Ultrathin effective TiN protective films prepared by plasma-enhanced atomic layer deposition for high performance metallic bipolar plates of polymer electrolyte membrane fuel cells

Abstract

The stainless steel (SS)-based bipolar plate with high conductivity and corrosion resistance is one of the key components in recent polymer electrolyte membrane fuel cells. Therefore, an excellent corrosion protection and good electrical conductivity in SS316L-based bipolar plates can be achieved through plasma-enhanced atomic layer deposition (PEALD) of ultrathin (25–67 nm) TiN thin films. To this end, two types of TiN protective coatings deposited by PEALD using tetrakis(dimethylamino)titanium (TDMAT) and titanium tetrachloride (TiCl4) precursors were evaluated; the evaluations were conducted under conditions simulating the operating conditions of PEMFCs. Regardless of the precursor type, PEALD-TiN onto SS316L resulted in great improvements in electrical conductivity and corrosion resistance.
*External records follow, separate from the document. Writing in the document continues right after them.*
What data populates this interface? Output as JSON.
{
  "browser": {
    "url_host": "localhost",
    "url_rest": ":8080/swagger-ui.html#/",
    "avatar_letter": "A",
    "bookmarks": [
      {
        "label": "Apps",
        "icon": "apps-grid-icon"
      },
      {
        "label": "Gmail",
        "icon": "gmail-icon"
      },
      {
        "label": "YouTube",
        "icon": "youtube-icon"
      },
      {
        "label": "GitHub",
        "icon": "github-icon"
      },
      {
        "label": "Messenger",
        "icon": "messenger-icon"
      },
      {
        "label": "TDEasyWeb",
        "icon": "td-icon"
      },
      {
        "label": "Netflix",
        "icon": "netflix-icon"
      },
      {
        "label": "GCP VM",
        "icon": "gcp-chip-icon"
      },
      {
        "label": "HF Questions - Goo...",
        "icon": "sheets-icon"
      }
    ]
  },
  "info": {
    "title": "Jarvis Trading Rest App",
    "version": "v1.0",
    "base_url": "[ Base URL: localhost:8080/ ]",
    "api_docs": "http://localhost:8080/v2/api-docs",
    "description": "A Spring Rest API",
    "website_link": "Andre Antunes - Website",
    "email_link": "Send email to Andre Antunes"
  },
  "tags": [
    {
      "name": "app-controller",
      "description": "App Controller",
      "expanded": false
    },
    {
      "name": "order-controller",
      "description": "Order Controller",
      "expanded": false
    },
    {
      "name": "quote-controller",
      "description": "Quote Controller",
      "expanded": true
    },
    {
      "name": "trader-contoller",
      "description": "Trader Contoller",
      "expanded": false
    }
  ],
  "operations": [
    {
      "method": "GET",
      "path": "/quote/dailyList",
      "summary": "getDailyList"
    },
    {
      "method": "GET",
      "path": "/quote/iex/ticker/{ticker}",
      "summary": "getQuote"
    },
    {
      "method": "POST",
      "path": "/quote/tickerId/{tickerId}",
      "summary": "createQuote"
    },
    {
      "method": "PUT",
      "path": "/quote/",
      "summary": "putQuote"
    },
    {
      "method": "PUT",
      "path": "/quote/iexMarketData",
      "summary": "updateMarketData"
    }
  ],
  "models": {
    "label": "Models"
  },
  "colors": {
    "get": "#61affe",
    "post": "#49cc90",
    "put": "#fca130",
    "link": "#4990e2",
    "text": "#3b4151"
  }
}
Notably, the TiN thin films prepared using TDMAT exhibited excellent corrosion resistance (<1 μA/cm2) compared to those produced using TiCl4 as the precursor. Systematically structural, compositional, and electrochemical analysis revealed that a ~5-nm-thick ultrathin amorphous interfacial layer, formed and played a key role in the corrosion protection using TDMAT. Furthermore, the TiN thin films by TDMAT greatly lowered the interfacial contact resistance of SS316L from 35.868 to 15.239 mΩ∙cm2 at a compaction force of 127 N/cm2. Our study presents an interesting opportunity for the development of PEALD protective coating materials for SS-bipolar plates.